La sanità calabrese è fuori dal commissariamento. Un calvario lungo 17 anni, di disservizi e carenze di personale che hanno spinto molti calabresi a curarsi fuori regione, revocato dal Consiglio dei ministri, con sommo gaudio del presidente della regione Roberto Occhiuto.

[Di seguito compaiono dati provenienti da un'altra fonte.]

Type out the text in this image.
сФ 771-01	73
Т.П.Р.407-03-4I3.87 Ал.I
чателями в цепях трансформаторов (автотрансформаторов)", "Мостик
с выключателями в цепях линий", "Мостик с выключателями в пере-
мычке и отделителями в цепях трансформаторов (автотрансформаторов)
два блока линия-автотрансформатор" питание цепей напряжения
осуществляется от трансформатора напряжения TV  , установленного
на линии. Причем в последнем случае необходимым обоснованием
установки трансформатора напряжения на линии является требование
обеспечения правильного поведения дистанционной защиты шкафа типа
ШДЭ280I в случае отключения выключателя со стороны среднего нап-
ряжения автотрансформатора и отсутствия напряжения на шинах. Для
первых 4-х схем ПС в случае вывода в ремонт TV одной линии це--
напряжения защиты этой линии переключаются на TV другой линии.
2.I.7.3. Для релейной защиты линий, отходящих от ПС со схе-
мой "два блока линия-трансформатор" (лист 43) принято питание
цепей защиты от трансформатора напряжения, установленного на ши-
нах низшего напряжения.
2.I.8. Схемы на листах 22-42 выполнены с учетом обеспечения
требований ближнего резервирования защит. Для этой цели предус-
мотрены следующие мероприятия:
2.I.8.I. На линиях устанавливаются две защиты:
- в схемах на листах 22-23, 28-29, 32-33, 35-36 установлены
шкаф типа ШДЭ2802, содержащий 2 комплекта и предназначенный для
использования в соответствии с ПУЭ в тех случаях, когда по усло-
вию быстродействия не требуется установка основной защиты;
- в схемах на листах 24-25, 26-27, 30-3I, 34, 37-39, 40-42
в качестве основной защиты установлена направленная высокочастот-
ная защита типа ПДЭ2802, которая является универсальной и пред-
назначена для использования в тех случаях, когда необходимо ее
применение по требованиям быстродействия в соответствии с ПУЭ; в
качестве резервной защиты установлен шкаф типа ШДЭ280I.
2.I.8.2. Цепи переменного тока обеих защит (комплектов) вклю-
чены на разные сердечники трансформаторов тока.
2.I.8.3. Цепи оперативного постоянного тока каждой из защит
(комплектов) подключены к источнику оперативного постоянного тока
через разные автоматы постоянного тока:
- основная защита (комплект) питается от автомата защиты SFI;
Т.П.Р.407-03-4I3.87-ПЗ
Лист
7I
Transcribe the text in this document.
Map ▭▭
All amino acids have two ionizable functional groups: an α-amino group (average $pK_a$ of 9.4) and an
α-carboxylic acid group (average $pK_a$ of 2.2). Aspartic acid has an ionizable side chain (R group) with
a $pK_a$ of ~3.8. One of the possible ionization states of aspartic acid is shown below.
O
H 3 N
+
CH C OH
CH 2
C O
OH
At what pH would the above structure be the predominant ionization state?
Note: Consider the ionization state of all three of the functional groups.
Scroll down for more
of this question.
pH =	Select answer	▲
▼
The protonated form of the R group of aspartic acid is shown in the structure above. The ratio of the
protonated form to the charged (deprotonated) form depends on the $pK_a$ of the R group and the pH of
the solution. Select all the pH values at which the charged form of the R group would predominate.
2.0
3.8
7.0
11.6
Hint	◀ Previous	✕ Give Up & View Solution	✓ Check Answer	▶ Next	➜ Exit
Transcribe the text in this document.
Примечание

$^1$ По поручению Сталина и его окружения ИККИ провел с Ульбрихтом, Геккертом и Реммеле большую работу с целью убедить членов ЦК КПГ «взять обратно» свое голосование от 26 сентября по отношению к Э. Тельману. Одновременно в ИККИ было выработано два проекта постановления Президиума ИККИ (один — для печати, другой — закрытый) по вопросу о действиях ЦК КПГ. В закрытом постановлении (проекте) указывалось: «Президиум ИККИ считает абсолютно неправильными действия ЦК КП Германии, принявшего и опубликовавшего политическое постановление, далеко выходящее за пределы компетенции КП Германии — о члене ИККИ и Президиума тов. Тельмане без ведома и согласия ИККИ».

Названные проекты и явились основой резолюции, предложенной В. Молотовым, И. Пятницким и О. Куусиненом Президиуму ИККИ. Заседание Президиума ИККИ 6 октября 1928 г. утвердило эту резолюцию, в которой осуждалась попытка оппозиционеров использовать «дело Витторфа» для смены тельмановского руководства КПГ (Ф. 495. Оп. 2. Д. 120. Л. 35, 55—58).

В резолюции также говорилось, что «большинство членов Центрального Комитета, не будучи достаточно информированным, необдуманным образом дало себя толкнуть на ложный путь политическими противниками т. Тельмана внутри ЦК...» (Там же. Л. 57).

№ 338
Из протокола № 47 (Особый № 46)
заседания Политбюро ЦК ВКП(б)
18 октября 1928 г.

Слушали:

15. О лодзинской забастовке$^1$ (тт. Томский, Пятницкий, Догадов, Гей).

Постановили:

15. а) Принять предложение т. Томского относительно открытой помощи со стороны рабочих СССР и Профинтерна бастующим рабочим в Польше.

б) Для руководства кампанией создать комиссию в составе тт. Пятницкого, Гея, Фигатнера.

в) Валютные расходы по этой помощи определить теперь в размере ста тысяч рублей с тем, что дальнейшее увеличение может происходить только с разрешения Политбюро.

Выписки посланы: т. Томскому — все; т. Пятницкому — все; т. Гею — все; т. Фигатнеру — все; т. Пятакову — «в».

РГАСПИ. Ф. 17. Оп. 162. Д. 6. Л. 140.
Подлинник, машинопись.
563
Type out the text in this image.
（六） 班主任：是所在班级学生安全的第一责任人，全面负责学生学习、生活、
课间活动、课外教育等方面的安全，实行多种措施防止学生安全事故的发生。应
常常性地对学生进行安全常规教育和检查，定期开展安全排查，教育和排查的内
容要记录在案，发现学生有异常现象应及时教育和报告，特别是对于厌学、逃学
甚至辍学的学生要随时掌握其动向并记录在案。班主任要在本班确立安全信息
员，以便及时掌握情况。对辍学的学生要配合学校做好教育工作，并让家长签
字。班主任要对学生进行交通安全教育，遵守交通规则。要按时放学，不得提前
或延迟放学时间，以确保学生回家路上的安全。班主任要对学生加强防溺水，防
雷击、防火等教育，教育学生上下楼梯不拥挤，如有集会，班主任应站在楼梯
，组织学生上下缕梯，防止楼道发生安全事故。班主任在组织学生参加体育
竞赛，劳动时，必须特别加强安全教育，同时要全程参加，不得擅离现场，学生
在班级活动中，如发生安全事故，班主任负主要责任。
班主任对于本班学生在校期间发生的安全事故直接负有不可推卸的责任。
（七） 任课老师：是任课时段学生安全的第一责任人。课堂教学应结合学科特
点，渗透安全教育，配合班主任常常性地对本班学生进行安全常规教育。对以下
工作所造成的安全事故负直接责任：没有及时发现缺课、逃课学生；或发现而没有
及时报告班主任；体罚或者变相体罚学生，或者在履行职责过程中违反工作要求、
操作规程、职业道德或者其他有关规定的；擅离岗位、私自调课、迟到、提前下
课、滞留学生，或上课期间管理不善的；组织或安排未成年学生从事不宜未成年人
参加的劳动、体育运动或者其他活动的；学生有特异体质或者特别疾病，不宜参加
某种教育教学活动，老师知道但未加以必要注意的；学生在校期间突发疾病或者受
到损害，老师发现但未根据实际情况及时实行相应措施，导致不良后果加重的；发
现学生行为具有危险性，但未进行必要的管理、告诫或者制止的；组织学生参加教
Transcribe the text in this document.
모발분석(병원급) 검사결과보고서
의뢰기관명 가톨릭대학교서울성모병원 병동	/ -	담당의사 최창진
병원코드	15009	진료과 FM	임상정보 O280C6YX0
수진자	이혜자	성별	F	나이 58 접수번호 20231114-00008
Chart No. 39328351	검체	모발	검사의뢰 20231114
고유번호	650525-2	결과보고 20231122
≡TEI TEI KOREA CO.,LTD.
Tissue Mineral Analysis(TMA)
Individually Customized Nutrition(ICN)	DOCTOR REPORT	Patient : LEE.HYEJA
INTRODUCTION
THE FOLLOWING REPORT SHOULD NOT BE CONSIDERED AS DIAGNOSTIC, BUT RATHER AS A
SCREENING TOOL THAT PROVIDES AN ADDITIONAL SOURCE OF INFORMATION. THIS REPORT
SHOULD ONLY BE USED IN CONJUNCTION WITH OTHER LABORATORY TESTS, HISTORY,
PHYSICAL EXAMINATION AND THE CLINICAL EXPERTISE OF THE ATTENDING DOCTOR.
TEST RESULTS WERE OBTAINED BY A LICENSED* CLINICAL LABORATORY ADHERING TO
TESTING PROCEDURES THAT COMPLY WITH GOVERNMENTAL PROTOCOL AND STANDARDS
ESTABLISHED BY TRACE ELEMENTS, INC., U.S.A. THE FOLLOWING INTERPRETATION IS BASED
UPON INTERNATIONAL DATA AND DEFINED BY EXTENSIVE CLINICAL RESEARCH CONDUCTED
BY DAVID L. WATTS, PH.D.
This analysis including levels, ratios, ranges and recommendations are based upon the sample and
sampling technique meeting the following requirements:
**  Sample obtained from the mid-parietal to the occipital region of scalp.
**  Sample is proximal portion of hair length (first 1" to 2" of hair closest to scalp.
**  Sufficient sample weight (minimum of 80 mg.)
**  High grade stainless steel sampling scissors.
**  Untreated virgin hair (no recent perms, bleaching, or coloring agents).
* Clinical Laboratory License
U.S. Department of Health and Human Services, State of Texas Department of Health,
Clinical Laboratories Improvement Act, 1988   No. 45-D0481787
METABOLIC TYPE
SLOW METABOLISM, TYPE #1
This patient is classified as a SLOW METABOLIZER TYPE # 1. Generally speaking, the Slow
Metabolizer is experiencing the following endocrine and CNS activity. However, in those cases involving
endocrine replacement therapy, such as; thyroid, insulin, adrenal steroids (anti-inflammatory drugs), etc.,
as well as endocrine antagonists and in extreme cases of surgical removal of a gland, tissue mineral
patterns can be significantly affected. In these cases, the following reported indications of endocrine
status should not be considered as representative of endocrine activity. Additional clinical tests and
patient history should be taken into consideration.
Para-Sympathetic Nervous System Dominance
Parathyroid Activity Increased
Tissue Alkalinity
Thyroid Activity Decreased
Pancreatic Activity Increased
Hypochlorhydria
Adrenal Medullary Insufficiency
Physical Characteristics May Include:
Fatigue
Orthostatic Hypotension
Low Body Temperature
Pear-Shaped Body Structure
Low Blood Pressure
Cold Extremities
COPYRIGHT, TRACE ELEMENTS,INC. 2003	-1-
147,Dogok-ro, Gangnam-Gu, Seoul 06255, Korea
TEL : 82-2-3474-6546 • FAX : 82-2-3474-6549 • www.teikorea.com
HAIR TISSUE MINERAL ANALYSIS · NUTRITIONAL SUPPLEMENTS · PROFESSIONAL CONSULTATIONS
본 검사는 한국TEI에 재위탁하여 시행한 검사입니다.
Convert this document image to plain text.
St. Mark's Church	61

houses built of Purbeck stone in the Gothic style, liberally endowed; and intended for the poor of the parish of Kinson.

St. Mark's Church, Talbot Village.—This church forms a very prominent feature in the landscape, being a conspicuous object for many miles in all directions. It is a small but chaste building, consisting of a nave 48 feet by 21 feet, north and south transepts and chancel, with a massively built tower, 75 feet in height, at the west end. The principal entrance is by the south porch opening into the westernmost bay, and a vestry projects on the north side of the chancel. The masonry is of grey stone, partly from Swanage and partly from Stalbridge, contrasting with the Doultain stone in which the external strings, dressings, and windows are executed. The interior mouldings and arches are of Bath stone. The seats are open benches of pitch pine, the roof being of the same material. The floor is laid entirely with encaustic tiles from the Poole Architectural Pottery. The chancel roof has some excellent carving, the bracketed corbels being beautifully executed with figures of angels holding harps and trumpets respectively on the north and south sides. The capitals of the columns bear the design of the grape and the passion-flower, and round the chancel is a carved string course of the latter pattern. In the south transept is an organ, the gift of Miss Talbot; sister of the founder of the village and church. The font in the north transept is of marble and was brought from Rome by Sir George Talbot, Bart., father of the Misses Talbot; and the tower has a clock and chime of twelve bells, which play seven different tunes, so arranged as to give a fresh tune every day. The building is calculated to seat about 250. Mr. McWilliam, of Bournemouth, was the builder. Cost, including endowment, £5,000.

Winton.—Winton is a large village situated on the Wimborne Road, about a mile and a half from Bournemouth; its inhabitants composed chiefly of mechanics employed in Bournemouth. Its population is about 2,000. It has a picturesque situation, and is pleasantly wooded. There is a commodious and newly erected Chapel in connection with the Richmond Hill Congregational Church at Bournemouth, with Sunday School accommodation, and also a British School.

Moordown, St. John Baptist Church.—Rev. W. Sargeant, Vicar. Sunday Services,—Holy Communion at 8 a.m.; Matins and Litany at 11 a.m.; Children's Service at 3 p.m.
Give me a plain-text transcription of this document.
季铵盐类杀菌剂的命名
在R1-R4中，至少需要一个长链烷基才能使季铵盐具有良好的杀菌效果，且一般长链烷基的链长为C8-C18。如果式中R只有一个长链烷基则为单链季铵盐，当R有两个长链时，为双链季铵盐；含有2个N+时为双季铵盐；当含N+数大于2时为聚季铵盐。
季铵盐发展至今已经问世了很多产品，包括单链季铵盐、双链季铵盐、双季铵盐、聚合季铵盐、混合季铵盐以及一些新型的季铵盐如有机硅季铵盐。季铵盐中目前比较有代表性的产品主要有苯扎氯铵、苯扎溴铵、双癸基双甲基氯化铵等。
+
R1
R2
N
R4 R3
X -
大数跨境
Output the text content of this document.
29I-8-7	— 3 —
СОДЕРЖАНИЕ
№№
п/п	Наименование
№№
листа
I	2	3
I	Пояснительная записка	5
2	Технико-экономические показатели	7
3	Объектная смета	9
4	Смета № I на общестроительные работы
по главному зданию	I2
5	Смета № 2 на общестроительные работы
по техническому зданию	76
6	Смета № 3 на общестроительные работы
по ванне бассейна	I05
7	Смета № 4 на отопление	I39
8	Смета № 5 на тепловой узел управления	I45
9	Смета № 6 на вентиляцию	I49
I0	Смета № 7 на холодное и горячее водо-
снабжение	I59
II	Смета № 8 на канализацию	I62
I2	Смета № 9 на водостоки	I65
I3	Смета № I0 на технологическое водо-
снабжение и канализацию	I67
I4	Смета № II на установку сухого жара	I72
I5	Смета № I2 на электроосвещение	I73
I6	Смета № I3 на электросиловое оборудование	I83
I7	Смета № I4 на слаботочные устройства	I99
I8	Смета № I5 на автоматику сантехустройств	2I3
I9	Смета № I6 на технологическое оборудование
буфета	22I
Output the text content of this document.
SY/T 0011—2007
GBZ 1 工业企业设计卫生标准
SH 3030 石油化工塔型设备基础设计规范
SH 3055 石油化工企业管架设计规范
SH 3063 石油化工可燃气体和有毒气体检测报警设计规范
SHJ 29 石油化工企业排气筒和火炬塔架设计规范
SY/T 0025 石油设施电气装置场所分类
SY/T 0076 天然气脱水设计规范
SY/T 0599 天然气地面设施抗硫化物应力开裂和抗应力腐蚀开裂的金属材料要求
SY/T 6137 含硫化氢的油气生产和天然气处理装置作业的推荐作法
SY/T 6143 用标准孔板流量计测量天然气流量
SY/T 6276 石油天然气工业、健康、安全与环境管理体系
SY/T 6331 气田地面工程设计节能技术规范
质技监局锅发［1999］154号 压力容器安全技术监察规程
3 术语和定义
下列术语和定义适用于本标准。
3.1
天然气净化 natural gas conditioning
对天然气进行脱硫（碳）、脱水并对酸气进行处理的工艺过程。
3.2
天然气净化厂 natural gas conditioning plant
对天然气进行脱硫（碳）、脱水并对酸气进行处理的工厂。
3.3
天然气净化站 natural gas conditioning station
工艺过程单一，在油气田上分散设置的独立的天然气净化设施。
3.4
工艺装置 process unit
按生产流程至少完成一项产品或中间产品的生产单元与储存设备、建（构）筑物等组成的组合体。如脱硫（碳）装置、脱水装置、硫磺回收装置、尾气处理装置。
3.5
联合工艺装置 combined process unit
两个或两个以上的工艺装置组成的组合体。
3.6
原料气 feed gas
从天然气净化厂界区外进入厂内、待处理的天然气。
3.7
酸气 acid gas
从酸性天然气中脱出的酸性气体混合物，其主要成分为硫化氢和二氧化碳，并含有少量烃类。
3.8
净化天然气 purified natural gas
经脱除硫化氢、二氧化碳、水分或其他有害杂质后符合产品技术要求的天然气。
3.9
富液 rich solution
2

Una commissariamento lungo 17 anni
Il commissariamento è stata una misura straordinaria, adottata nel 2009, per affrontare le esorbitanti criticità finanziarie e strutturali che hanno eroso l’interno sistema. Occhiuto parla di «risultato storico. Diciassette anni con questa camicia di forza, di cui ci siamo liberati».
La revoca del Cdm
La revoca è stata decisa dal Cdm su proposta del ministro per gli Affari regionali Roberto Calderoli, e con parere favorevole dei ministri Giancarlo Giorgetti (Economia) e Orazio Schillaci (Salute). Per il sottosegretario alla presidenza del Consiglio con delega al Sud Luigi Sbarra è «un risultato di assoluto valore, rappresenta un impegno mantenuto dalla presidente Meloni, che aveva indicato già in campagna elettorale questo obiettivo».
Indispensabile il confronto con i territori
Ora la responsabilità di un settore strategico come la sanità torna in capo alla Regione. Si dovrà costruire un sistema sanitario efficiente, ma sarà fondamentale misurarsi con i territori provati da decenni di carenze e disagi.